Recovering from a Split-Brain Condition

Here is an overview of a split-brain situation where the storage ended up desynchronized between two primary master nodes.

On one node the contents of /dev/drbd are:

version: 8.4.11 (api:1/proto:86-101)
srcversion: 96ED19D4C144624490A9AB1
 0: cs:StandAlone ro:Primary/Unknown ds:UpToDate/DUnknown   r-----
    ns:0 nr:0 dw:0 dr:0 al:0 bm:0 lo:0 pe:0 ua:0 ap:0 ep:1 wo:f oos:71590684

and on the other node, the contents of /dev/drbd are:

version: 8.4.11 (api:1/proto:86-101)
srcversion: 96ED19D4C144624490A9AB1
 0: cs:StandAlone ro:Primary/Unknown ds:UpToDate/DUnknown   r-----
    ns:0 nr:0 dw:98114 dr:537665 al:266 bm:0 lo:0 pe:0 ua:0 ap:0 ep:1 wo:f oos:33818816

indicating that:

it is unknown which the primary node is,
it is unknown whether the data in storage is up to date

Split-brain conditions are also seen in the log files:

[  141.442715] block drbd0: helper command: /sbin/drbdadm split-brain minor-0
[  141.452923] block drbd0: helper command: /sbin/drbdadm split-brain minor-0 exit code 0 (0x0)

You can imagine this as a decision tree or a timeline (similar to git branches) where at some point either one or the other replica started accumulating data that was not synchronized to the other replica such that the only solution to make the data coherent is to return to an earlier stage before the branching. In order to accomplish that with DRBD, one node is made forced to secondary and made to dump all its data whilst the other node is made primary and made to reconnect to the other node.

First, start DRBD on the nodes at the same time by issuing on both nodes:

systemctl restart drbd

after that, one one node execute:

drbdadm secondary all
drbdadm disconnect all
drbdadm -- --discard-my-data connect all

in order to make the node primary and discard all the data relative to the next connected node.

On the other node, issue:

drbdadm primary all
drbdadm disconnect all
drbdadm connect all

In order to make the node primary and connect to the other node that was made secondary and told to trash its data.

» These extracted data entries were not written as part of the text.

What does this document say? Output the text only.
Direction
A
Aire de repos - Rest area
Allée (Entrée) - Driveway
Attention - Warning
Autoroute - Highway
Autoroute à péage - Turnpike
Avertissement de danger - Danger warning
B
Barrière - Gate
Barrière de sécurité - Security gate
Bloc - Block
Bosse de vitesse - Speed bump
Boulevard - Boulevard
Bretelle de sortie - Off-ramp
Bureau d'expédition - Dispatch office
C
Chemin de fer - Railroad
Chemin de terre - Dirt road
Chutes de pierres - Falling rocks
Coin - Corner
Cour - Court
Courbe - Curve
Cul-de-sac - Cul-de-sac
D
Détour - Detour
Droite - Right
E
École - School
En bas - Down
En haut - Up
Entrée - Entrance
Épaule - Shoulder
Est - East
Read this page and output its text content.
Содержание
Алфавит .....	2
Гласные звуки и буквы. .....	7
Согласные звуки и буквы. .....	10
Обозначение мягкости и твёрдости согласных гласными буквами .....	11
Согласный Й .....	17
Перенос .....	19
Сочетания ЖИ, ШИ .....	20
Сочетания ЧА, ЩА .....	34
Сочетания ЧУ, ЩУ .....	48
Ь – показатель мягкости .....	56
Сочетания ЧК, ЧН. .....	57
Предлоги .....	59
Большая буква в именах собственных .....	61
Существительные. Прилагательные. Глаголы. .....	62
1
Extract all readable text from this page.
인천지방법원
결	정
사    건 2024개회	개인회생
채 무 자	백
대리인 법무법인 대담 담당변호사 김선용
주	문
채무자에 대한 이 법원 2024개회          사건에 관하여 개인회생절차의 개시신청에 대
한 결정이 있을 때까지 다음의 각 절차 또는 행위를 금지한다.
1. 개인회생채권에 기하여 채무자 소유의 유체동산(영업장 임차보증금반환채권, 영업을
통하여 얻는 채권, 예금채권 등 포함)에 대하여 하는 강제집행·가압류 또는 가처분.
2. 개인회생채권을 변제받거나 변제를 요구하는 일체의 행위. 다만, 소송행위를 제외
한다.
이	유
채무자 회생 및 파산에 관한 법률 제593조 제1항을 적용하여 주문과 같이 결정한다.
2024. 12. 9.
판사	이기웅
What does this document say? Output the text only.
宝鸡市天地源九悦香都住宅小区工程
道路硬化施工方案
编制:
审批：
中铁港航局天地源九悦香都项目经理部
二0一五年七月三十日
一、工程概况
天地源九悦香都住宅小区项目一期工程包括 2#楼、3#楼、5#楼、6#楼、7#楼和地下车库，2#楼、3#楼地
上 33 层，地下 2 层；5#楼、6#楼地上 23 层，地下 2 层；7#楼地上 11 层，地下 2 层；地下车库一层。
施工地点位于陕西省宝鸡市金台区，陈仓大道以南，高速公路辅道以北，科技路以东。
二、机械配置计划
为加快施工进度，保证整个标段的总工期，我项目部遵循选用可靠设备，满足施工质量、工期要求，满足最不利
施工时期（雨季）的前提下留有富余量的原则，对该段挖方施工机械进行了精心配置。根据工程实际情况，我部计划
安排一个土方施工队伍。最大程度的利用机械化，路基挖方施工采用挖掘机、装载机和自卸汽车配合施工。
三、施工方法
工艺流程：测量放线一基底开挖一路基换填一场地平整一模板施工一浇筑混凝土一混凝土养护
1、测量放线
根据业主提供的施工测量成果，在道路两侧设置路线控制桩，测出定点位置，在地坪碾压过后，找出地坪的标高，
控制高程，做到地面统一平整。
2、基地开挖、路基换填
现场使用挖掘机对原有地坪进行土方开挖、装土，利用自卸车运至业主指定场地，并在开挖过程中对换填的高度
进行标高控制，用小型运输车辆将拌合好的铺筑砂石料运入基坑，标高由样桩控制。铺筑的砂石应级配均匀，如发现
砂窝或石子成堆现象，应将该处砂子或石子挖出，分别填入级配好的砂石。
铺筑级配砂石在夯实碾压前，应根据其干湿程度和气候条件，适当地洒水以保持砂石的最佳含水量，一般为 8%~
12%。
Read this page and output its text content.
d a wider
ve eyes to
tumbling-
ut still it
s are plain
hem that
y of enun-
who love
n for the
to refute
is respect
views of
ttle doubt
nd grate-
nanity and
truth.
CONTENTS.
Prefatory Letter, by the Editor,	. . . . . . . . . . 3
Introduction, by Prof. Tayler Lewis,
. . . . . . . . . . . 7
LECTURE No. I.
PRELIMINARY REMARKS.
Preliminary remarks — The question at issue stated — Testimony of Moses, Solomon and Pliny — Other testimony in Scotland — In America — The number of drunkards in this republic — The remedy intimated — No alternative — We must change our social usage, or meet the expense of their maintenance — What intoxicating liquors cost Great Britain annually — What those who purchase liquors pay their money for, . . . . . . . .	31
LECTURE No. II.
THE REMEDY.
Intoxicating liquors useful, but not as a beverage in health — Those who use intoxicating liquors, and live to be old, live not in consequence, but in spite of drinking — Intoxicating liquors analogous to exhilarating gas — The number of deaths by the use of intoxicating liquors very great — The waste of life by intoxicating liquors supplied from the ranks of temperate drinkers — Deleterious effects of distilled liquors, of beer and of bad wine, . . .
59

The resyncrhonizaton process can be observed by looking at /proc/drbd on both nodes.

On one node:

version: 8.4.11 (api:1/proto:86-101)
srcversion: 96ED19D4C144624490A9AB1
 0: cs:SyncTarget ro:Primary/Primary ds:Inconsistent/UpToDate C r-----
    ns:1430150 nr:2067540 dw:2703946 dr:361936 al:355 bm:0 lo:0 pe:0 ua:0 ap:0 ep:1 wo:f oos:75028412
        [>....................] sync'ed:  2.1% (73268/74812)M
        finish: 42:27:15 speed: 476 (1,880) want: 680 K/sec

and then on the other:

version: 8.4.11 (api:1/proto:86-101)
srcversion: 96ED19D4C144624490A9AB1
 0: cs:SyncSource ro:Primary/Primary ds:UpToDate/Inconsistent C r-----
    ns:2075474 nr:1430511 dw:1898629 dr:1820768 al:137 bm:0 lo:0 pe:0 ua:0 ap:0 ep:1 wo:f oos:75025100
        [>....................] sync'ed:  2.1% (73264/74812)M
        finish: 35:55:53 speed: 568 (1,872) K/sec

it is also possible to watch the process at $1s$ time intervals by issuing watch -n 1 cat /proc/drbd on both nodes.

In case the setup is a double-primary setup then it is recommended to wait for the resynchronization process to complete before making both nodes primaries again.